Diskusi dengan menyajikan 4(empat) narasumber dari Kominfo, idEA, Bukalapak, dan Dana, dan turut meramaikan acara adalah, praktisi TIK difabel dari Malang yang sedang viral. Diskusi sendiri dimoderatori oleh Dennis Adishwara, actor sekaligus penggiat dunia TIK di Indonesia. Dedy Permadi, Staf Ahli Menteri Kominfo, didaulat sebagai narasumber pertama untuk menyampaikan paparan pada kegiatan diskusi tersebut.
Dedi Permadi dalam paparannya dengan judul, “Langkah Strategis Kemkominfo dalam Pembangunan Infrastruktur dan SDM bidang TIK”, menyampaikan tentang ketersedian talenta digital di Indonesia yang masih kurang, sehingga pihak Industri banyak yang mengambil dari luar negeri, “Bila pun ada orangnya tapi profilnya yang kurang lengkap.” Dedi Permadi juga menyampaikan bahwa DTS merupakan salah satu solusi jangka pendek dalam pengembangan talenta digital Indonesia, dan untuk jangka panjangnya manusia Indonesia harus mulai sejak dini dikenalkan dengan dunia digital.
Sebagai pembicara ke-dua, Jonathan Sofian Lusa, mewakili idEA (Asosiasi E Commerce Indonesia) dalam paparannya “Tantangan Pengembangan Talenta di Era Ekonomi Digital” mengungkapkan masih lambatnya suplai SDM bidang TIK yang diproduk oleh pendidikan tinggi di Indonesia dibandingkan dengan cepatnya perkembangan industry yang menggunakan TIK. Narasumber yang akrab dipanggil dengan Sofyan ini juga mengungkapkan data survey bahwa kebutuhan perusahaan pada SDM dengan “Skill” pada bidang yang akan dikerjakan lebih dibutuhkan dari pada Bachelor dengan Indeks Prestasi lebih dari 3. Sofyan berharap DTS dalam mengembangkan SDM TIK Indonesia merujuk kepada kebutuhan dunia digital di Indonesia.
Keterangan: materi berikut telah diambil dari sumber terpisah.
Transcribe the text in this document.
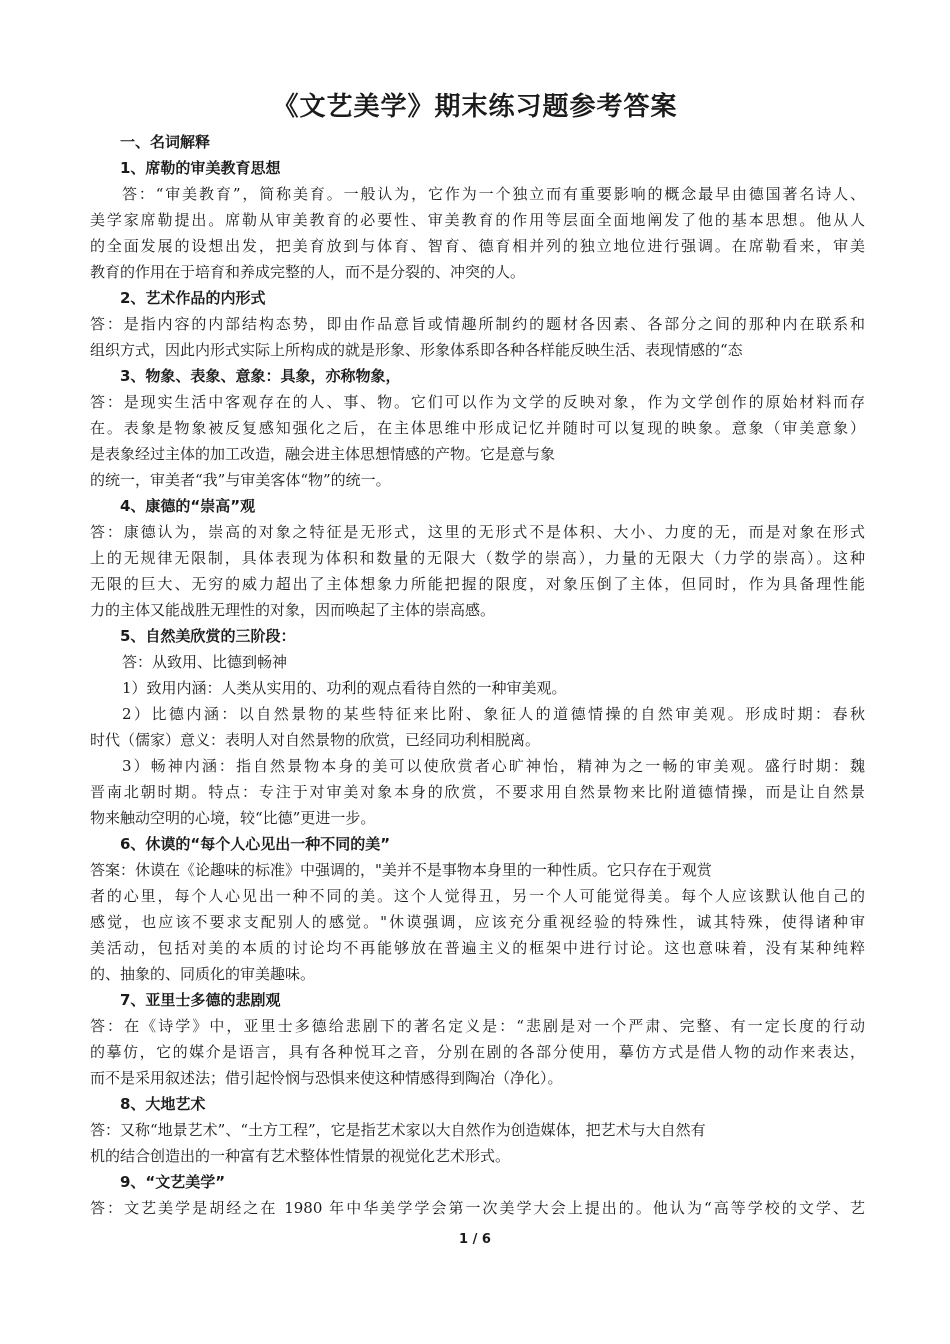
《文艺美学》期末练习题参考答案
一、名词解释
1、席勒的审美教育思想
答：“审美教育”，简称美育。一般认为，它作为一个独立而有重要影响的概念最早由德国著名诗人、
美学家席勒提出。席勒从审美教育的必要性、审美教育的作用等层面全面地阐发了他的基本思想。他从人
的全面发展的设想出发，把美育放到与体育、智育、德育相并列的独立地位进行强调。在席勒看来，审美
教育的作用在于培育和养成完整的人，而不是分裂的、冲突的人。
2、艺术作品的内形式
答：是指内容的内部结构态势，即由作品意旨或情趣所制约的题材各因素、各部分之间的那种内在联系和
组织方式，因此内形式实际上所构成的就是形象、形象体系即各种各样能反映生活、表现情感的“态
3、物象、表象、意象：具象，亦称物象，
答：是现实生活中客观存在的人、事、物。它们可以作为文学的反映对象，作为文学创作的原始材料而存
在。表象是物象被反复感知强化之后，在主体思维中形成记忆并随时可以复现的映象。意象（审美意象）
是表象经过主体的加工改造，融会进主体思想情感的产物。它是意与象
的统一，审美者“我”与审美客体“物”的统一。
4、康德的“崇高”观
答：康德认为，崇高的对象之特征是无形式，这里的无形式不是体积、大小、力度的无，而是对象在形式
上的无规律无限制，具体表现为体积和数量的无限大（数学的崇高），力量的无限大（力学的崇高）。这种
无限的巨大、无穷的威力超出了主体想象力所能把握的限度，对象压倒了主体，但同时，作为具备理性能
力的主体又能战胜无理性的对象，因而唤起了主体的崇高感。
5、自然美欣赏的三阶段：
答：从致用、比德到畅神
1）致用内涵：人类从实用的、功利的观点看待自然的一种审美观。
2）比德内涵：以自然景物的某些特征来比附、象征人的道德情操的自然审美观。形成时期：春秋
时代（儒家）意义：表明人对自然景物的欣赏，已经同功利相脱离。
3）畅神内涵：指自然景物本身的美可以使欣赏者心旷神怡，精神为之一畅的审美观。盛行时期：魏
晋南北朝时期。特点：专注于对审美对象本身的欣赏，不要求用自然景物来比附道德情操，而是让自然景
物来触动空明的心境，较“比德”更进一步。
6、休谟的“每个人心见出一种不同的美”
答案：休谟在《论趣味的标准》中强调的，"美并不是事物本身里的一种性质。它只存在于观赏
者的心里，每个人心见出一种不同的美。这个人觉得丑，另一个人可能觉得美。每个人应该默认他自己的
感觉，也应该不要求支配别人的感觉。"休谟强调，应该充分重视经验的特殊性，诚其特殊，使得诸种审
美活动，包括对美的本质的讨论均不再能够放在普遍主义的框架中进行讨论。这也意味着，没有某种纯粹
的、抽象的、同质化的审美趣味。
7、亚里士多德的悲剧观
答：在《诗学》中，亚里士多德给悲剧下的著名定义是：“悲剧是对一个严肃、完整、有一定长度的行动
的摹仿，它的媒介是语言，具有各种悦耳之音，分别在剧的各部分使用，摹仿方式是借人物的动作来表达，
而不是采用叙述法；借引起怜悯与恐惧来使这种情感得到陶冶（净化）。
8、大地艺术
答：又称“地景艺术”、“土方工程”，它是指艺术家以大自然作为创造媒体，把艺术与大自然有
机的结合创造出的一种富有艺术整体性情景的视觉化艺术形式。
9、“文艺美学”
答：文艺美学是胡经之在 1980 年中华美学学会第一次美学大会上提出的。他认为“高等学校的文学、艺
1 / 6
Talenta digital dari Malang, hari itu menjadi tamu kehormatan di Kementerian Kominfo. Anjas Pramono hadir di Kominfo bukan hanya di undang untuk hadir di kegiatan DTS Paska Akademi saja, tapi sebelumnya bertemu dengan Chief RA sebagai tamu undangan. Mahasiswa Universitas Brawijaya dengan disabilitas ini viral sebagai anak muda (21 tahun) dengan prestasi yang luar biasa. Aplikasi “Difodeaf” yang menjadi karyanya untuk membantu para difabel tuli, menerjemahkan bahasa Indonesia dan Inggris ke bahasa isyarat. Aplikasi inilah yang membuat Anjas Pramono di undang di Universitas Nebraska, Omaha dan “White House”, Amerika Serikat, untuk mempresentasikan aplikasi karyanya tersebut. “Saya berjuang untuk teman teman disabilitas melalui bidang digital, dengan harapan karya yang saya buat bisa membantu sesame penyandang difabel.”
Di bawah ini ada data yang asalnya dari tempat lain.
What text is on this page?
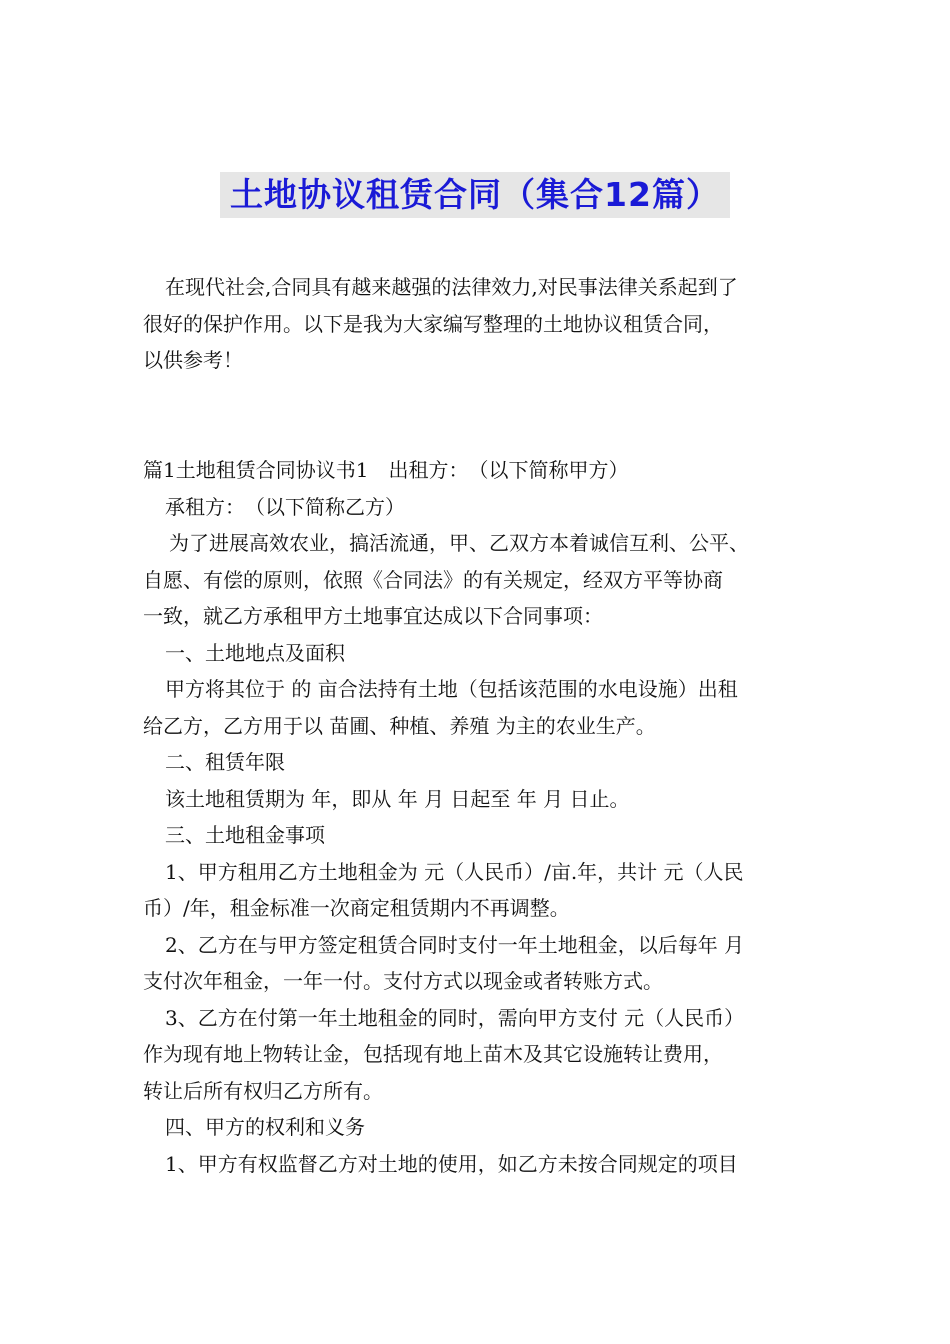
土地协议租赁合同（集合12篇）

在现代社会,合同具有越来越强的法律效力,对民事法律关系起到了
很好的保护作用。以下是我为大家编写整理的土地协议租赁合同，
以供参考！

篇1土地租赁合同协议书1　出租方：　（以下简称甲方）
承租方：　（以下简称乙方）
为了进展高效农业，搞活流通，甲、乙双方本着诚信互利、公平、
自愿、有偿的原则，依照《合同法》的有关规定，经双方平等协商
一致，就乙方承租甲方土地事宜达成以下合同事项：
一、土地地点及面积
甲方将其位于 的 亩合法持有土地（包括该范围的水电设施）出租
给乙方，乙方用于以 苗圃、种植、养殖 为主的农业生产。
二、租赁年限
该土地租赁期为 年，即从 年 月 日起至 年 月 日止。
三、土地租金事项
1、甲方租用乙方土地租金为 元（人民币）/亩.年，共计 元（人民
币）/年，租金标准一次商定租赁期内不再调整。
2、乙方在与甲方签定租赁合同时支付一年土地租金，以后每年 月
支付次年租金，一年一付。支付方式以现金或者转账方式。
3、乙方在付第一年土地租金的同时，需向甲方支付 元（人民币）
作为现有地上物转让金，包括现有地上苗木及其它设施转让费用，
转让后所有权归乙方所有。
四、甲方的权利和义务
1、甲方有权监督乙方对土地的使用，如乙方未按合同规定的项目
VP of Engineering “Bukalapak”, Ibrahim Arief, dan Chief People Officer “Dana”, menjadi narasumber dari industri e commerce dan fintech yang sedang booming saat ini. Ibrahim Arief memaparkan kebutuhan tenaga IT yang masih belum bisa dilengkapi oleh SDM Indonesia dikarenakan salah satunya logika Algoritmanya yang masih kurang terasah. “Di Vietnam saya melihat soal ujian anak SD sudah belajar logika algoritma.” Ibrahim Arief berharap pengenalan logika digital bisa dikenalkan lebih dini kepada SDM Indonesia.
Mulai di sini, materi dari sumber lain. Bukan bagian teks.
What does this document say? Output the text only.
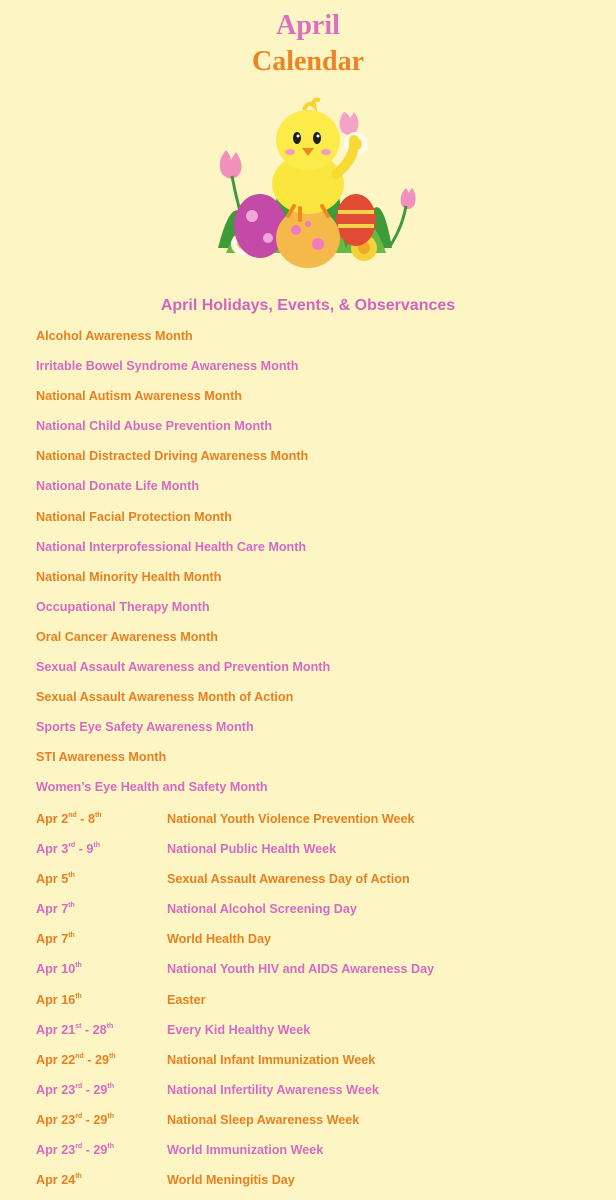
April
Calendar
April Holidays, Events, & Observances
Alcohol Awareness Month
Irritable Bowel Syndrome Awareness Month
National Autism Awareness Month
National Child Abuse Prevention Month
National Distracted Driving Awareness Month
National Donate Life Month
National Facial Protection Month
National Interprofessional Health Care Month
National Minority Health Month
Occupational Therapy Month
Oral Cancer Awareness Month
Sexual Assault Awareness and Prevention Month
Sexual Assault Awareness Month of Action
Sports Eye Safety Awareness Month
STI Awareness Month
Women’s Eye Health and Safety Month
Apr 2nd - 8th	National Youth Violence Prevention Week
Apr 3rd - 9th	National Public Health Week
Apr 5th	Sexual Assault Awareness Day of Action
Apr 7th	National Alcohol Screening Day
Apr 7th	World Health Day
Apr 10th	National Youth HIV and AIDS Awareness Day
Apr 16th	Easter
Apr 21st - 28th	Every Kid Healthy Week
Apr 22nd - 29th	National Infant Immunization Week
Apr 23rd - 29th	National Infertility Awareness Week
Apr 23rd - 29th	National Sleep Awareness Week
Apr 23rd - 29th	World Immunization Week
Apr 24th	World Meningitis Day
Senada dengan Ibrahim Arief, Chief People Officer “Dana” , Agustina Samara menyampaikan bahwa SDM digital Indonesia memiliki kemampuan akademisi yang baik tapi tidak punya mental sesuai dengan skill yang diharapkan. “Banyak yang mendaftar ke Dana tapi mereka Cuma punya Knowledge saja tapi tidak punya mental yang siap untuk menyelesaikan masalah pekerjaannya.” Agustina Samara sepakat bahwa pendidikan logika Algoritma dan pengenalan teknologi digital untuk SDM Indonesia harus dimulai sejak dini.